18 de julho de 2010

Letras 49

" III. O CARATER IDEALISTA

Nem dante conseguiria elevar Gil Blas, Sancho e Tartufo ao ponto mais alto do paraíso onde moram Cyrano, Quixote e Stockmann. São dois mundos morais, duas raças, dois temperamentos: Sombras e Homens. Seres desiguais não podem pensar da mesma maneira. Sempre haverá um contraste evidente entre o servilismo e a dignidade, a mediocridade e o gênio, a hipocrisia e a virtude. A imaginação dotará alguns de impulso original para o perfeito; a imitação organizará em outros os hábitos coletivos. Sempre haverá, por força, idealistas e medíocres.
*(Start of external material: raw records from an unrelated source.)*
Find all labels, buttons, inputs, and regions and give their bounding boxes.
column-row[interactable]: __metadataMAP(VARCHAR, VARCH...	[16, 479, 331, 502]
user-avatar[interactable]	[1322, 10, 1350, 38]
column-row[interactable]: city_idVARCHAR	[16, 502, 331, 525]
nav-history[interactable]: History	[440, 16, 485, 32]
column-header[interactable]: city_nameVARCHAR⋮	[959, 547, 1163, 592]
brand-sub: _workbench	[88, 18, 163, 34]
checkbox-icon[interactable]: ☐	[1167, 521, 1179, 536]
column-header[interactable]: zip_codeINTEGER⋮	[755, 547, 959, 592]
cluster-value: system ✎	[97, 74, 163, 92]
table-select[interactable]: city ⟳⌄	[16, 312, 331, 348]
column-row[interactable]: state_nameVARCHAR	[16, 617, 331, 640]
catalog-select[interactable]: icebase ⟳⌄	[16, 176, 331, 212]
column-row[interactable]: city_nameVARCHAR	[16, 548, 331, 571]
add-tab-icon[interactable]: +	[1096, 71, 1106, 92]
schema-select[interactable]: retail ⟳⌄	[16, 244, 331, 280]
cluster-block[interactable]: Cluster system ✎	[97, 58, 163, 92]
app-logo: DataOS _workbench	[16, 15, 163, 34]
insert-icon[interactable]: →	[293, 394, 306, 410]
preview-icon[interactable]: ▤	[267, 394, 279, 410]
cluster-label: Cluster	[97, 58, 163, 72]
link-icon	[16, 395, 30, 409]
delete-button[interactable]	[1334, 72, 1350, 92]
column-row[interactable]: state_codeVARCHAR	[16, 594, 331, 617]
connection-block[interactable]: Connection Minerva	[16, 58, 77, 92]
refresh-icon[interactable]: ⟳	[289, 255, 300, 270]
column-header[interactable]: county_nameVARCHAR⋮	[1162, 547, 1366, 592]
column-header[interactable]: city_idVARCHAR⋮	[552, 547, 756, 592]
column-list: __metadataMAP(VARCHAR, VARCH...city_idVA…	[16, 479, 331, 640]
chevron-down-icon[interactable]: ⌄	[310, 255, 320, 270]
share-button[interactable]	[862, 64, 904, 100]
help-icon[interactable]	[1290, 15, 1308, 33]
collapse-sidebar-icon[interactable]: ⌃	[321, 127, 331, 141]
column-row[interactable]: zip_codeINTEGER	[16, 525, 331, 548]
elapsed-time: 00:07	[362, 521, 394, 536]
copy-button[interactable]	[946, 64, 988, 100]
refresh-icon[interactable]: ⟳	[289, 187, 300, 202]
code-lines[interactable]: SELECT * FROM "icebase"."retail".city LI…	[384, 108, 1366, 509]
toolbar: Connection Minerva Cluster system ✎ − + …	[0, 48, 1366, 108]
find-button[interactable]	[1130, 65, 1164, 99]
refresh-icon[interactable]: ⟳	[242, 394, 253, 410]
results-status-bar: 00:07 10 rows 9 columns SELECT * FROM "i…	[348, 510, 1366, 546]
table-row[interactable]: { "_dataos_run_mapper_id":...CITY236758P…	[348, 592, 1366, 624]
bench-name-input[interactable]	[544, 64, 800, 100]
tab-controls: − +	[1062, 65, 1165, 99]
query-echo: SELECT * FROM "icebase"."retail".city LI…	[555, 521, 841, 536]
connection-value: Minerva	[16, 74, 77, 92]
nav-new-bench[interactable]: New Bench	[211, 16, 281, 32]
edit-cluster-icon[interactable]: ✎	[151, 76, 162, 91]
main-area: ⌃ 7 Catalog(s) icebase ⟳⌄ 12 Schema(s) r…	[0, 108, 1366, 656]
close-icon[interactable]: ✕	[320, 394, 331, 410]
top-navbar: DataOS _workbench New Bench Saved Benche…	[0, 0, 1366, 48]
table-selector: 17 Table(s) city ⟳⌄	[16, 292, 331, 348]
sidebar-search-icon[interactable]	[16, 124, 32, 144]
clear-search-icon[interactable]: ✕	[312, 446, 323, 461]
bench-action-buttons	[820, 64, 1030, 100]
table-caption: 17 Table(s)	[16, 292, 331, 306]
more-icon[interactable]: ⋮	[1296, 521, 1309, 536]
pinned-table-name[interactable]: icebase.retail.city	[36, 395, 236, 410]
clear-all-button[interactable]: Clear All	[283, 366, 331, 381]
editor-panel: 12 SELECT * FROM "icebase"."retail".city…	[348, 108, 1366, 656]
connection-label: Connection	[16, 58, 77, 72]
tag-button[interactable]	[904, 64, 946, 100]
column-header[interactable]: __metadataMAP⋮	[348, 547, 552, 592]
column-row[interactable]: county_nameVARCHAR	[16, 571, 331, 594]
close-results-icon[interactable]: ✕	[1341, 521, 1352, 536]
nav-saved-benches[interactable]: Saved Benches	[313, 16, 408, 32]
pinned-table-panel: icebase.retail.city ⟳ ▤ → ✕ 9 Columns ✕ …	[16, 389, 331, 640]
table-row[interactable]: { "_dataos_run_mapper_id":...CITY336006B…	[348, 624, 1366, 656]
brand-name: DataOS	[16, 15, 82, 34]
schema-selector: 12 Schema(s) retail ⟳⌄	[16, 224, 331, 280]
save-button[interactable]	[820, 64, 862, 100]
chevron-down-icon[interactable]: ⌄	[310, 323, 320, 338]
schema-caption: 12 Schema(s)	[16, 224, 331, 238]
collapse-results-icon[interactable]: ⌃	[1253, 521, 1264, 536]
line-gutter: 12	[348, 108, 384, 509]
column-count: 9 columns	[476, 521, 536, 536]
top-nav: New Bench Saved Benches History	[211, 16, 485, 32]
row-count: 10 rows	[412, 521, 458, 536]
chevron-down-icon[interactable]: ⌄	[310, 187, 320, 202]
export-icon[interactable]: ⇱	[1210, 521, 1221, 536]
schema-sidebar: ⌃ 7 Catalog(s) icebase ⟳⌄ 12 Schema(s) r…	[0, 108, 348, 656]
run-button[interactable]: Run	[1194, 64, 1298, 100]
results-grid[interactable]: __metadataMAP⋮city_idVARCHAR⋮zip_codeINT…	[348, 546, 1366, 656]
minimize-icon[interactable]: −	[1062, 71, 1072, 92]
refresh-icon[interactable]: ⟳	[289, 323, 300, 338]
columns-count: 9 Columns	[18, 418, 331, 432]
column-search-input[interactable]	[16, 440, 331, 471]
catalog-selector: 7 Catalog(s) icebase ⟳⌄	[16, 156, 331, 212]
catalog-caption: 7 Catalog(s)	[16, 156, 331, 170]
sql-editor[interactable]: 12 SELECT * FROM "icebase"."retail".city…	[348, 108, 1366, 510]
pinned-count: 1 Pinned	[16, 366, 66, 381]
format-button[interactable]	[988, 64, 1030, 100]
O aperfeiçoamento humano se realiza em ritmo diferente nas sociedades e nos indivíduos. A maioria possui uma experiência subordinada ao passado: rotinas, preconceitos, domesticidade. Os poucos eleitos não variam: ao contrário de Anteu, que ganhava um novo ânimo quando tocava o céu, aqueles recobram-no ao fixar o olhar nas constelações distantes e aparentemente inacessíveis. Esses homens, que buscam a perfeição e estão predispostos a se emanciparem de seu rebanho, são os "idealistas". A unidade do gênero não depende do conteúdo intrínseco de seus ideais, mas de seu caráter: é idealista aquele que persegue as quimeras mais contraditórias, desde que elas impliquem em exaltação. Os espíritos iluminados por algum ideal são adversários da mediocridade: sonhadores contra os utilitário, entusiastas contra os apáticos, generosos contra os calculistas, indisciplinados contras os dogmáticos. É alguém ou algo contra os que não são ninguém nem nada. Todo idealista é um homem qualitativo: possui o sentido das diferenças que lhe permitem distinguir entre o mau que observa e o melhor que imagina. Os homens sem ideais são quantitativos: podem apreciar o mais e o menos, mas nunca distinquem o melhor do pior."